10d) Der Amtsermittlungsgrundsatz (§ 76 Abs. 1 Satz 1 FGO) ist nicht dadurch verletzt, dass das FG der Behauptung der Kläger nicht nachgegangen ist, das FA X habe eine der Hauptsachenerledigung für die Streitjahre zugrundeliegende tatsächliche Verständigung in anderen Jahren unzutreffend umgesetzt oder nicht berücksichtigt. Steuerbescheide für jene Jahre sind nicht Streitgegenstand des Klageverfahrens vor dem FG geworden; ihnen etwa anhaftende Fehler könnten im Hinblick auf das Prinzip der Abschnittsbesteuerung (vgl. § 25 Abs. 1 des Einkommensteuergesetzes) auch nur in eben gegen diese Steuerbescheide gerichteten Verfahren geltend gemacht werden.

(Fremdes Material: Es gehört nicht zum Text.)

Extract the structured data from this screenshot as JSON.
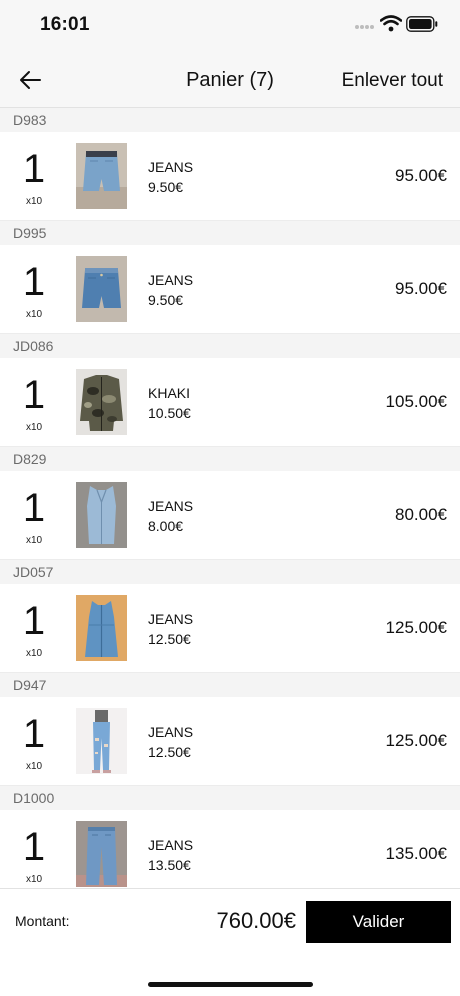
{
  "status_bar": {
    "time": "16:01"
  },
  "nav": {
    "back_icon": "arrow-left-icon",
    "title": "Panier (7)",
    "clear_all": "Enlever tout"
  },
  "items": [
    {
      "ref": "D983",
      "qty": "1",
      "multiplier": "x10",
      "color": "JEANS",
      "unit_price": "9.50€",
      "total": "95.00€",
      "thumb": "denim-shorts"
    },
    {
      "ref": "D995",
      "qty": "1",
      "multiplier": "x10",
      "color": "JEANS",
      "unit_price": "9.50€",
      "total": "95.00€",
      "thumb": "denim-shorts"
    },
    {
      "ref": "JD086",
      "qty": "1",
      "multiplier": "x10",
      "color": "KHAKI",
      "unit_price": "10.50€",
      "total": "105.00€",
      "thumb": "camo-jacket"
    },
    {
      "ref": "D829",
      "qty": "1",
      "multiplier": "x10",
      "color": "JEANS",
      "unit_price": "8.00€",
      "total": "80.00€",
      "thumb": "denim-vest"
    },
    {
      "ref": "JD057",
      "qty": "1",
      "multiplier": "x10",
      "color": "JEANS",
      "unit_price": "12.50€",
      "total": "125.00€",
      "thumb": "denim-dress"
    },
    {
      "ref": "D947",
      "qty": "1",
      "multiplier": "x10",
      "color": "JEANS",
      "unit_price": "12.50€",
      "total": "125.00€",
      "thumb": "ripped-jeans"
    },
    {
      "ref": "D1000",
      "qty": "1",
      "multiplier": "x10",
      "color": "JEANS",
      "unit_price": "13.50€",
      "total": "135.00€",
      "thumb": "denim-jeans"
    }
  ],
  "footer": {
    "amount_label": "Montant:",
    "amount_value": "760.00€",
    "validate": "Valider"
  },
  "colors": {
    "accent": "#000000",
    "section_bg": "#f4f4f4",
    "bar_bg": "#f7f7f7"
  }
}
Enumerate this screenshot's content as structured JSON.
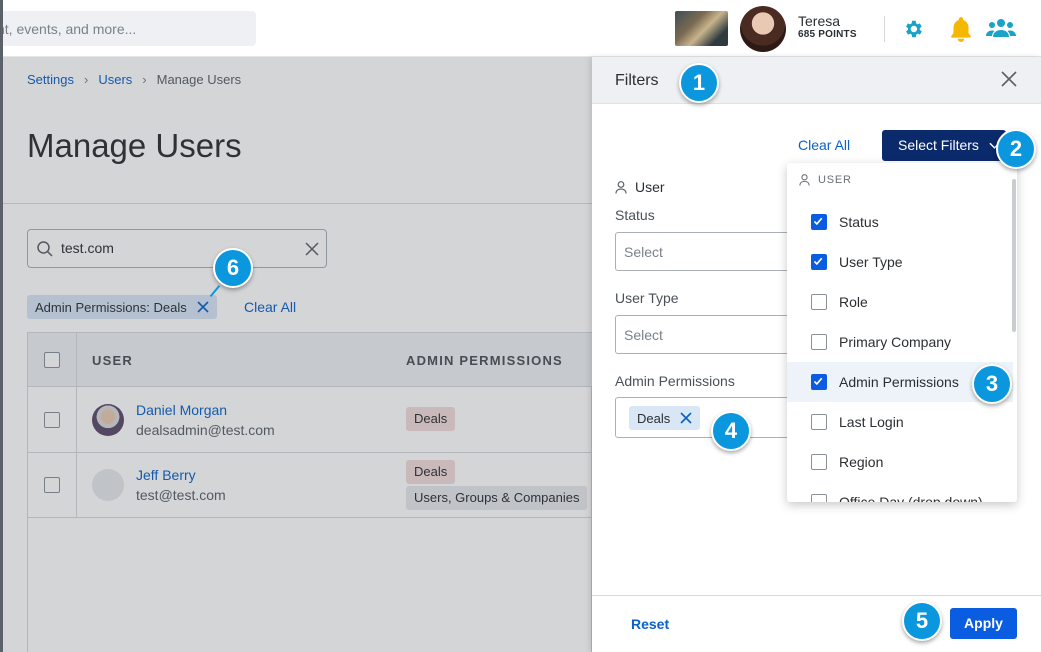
{
  "header": {
    "search_placeholder": "nt, events, and more...",
    "user_name": "Teresa",
    "user_points": "685 POINTS"
  },
  "page": {
    "breadcrumb": [
      "Settings",
      "Users",
      "Manage Users"
    ],
    "title": "Manage Users",
    "search_value": "test.com",
    "active_filter_chip": "Admin Permissions: Deals",
    "clear_all": "Clear All",
    "table": {
      "columns": [
        "USER",
        "ADMIN PERMISSIONS"
      ],
      "rows": [
        {
          "name": "Daniel Morgan",
          "email": "dealsadmin@test.com",
          "permissions": [
            "Deals"
          ]
        },
        {
          "name": "Jeff Berry",
          "email": "test@test.com",
          "permissions": [
            "Deals",
            "Users, Groups & Companies"
          ]
        }
      ]
    }
  },
  "panel": {
    "title": "Filters",
    "clear_all": "Clear All",
    "select_filters": "Select Filters",
    "section_user": "User",
    "status_label": "Status",
    "status_placeholder": "Select",
    "user_type_label": "User Type",
    "user_type_placeholder": "Select",
    "admin_perm_label": "Admin Permissions",
    "admin_perm_chip": "Deals",
    "reset": "Reset",
    "apply": "Apply"
  },
  "dropdown": {
    "section": "USER",
    "items": [
      {
        "label": "Status",
        "checked": true
      },
      {
        "label": "User Type",
        "checked": true
      },
      {
        "label": "Role",
        "checked": false
      },
      {
        "label": "Primary Company",
        "checked": false
      },
      {
        "label": "Admin Permissions",
        "checked": true
      },
      {
        "label": "Last Login",
        "checked": false
      },
      {
        "label": "Region",
        "checked": false
      },
      {
        "label": "Office Day (drop down)",
        "checked": false
      }
    ]
  },
  "badges": [
    "1",
    "2",
    "3",
    "4",
    "5",
    "6"
  ],
  "colors": {
    "accent": "#0a62c9",
    "primary_button": "#0b2a6b",
    "apply_button": "#0a5ce0",
    "badge": "#0b97dd",
    "bell": "#f5b800",
    "icon_teal": "#19a3c9"
  }
}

11e) Die Revision ist nicht deshalb zuzulassen, weil das FG ein Prozessurteil statt des vom Kläger geforderten Sachurteils erlassen hat. Die Klageabweisung stützt sich auf die Unzulässigkeit der Klage gerade im Hinblick auf die eingetretene Hauptsachenerledigung. Unter Hinzuziehung der Entscheidungsgründe des Urteils wird damit ersichtlich, dass das FG tatsächlich die Hauptsachenerledigung festgestellt und damit auch in der Sache entschieden hat. Das Urteil ist auch ohne entsprechende Tenorierung in diesem Sinne zu verstehen.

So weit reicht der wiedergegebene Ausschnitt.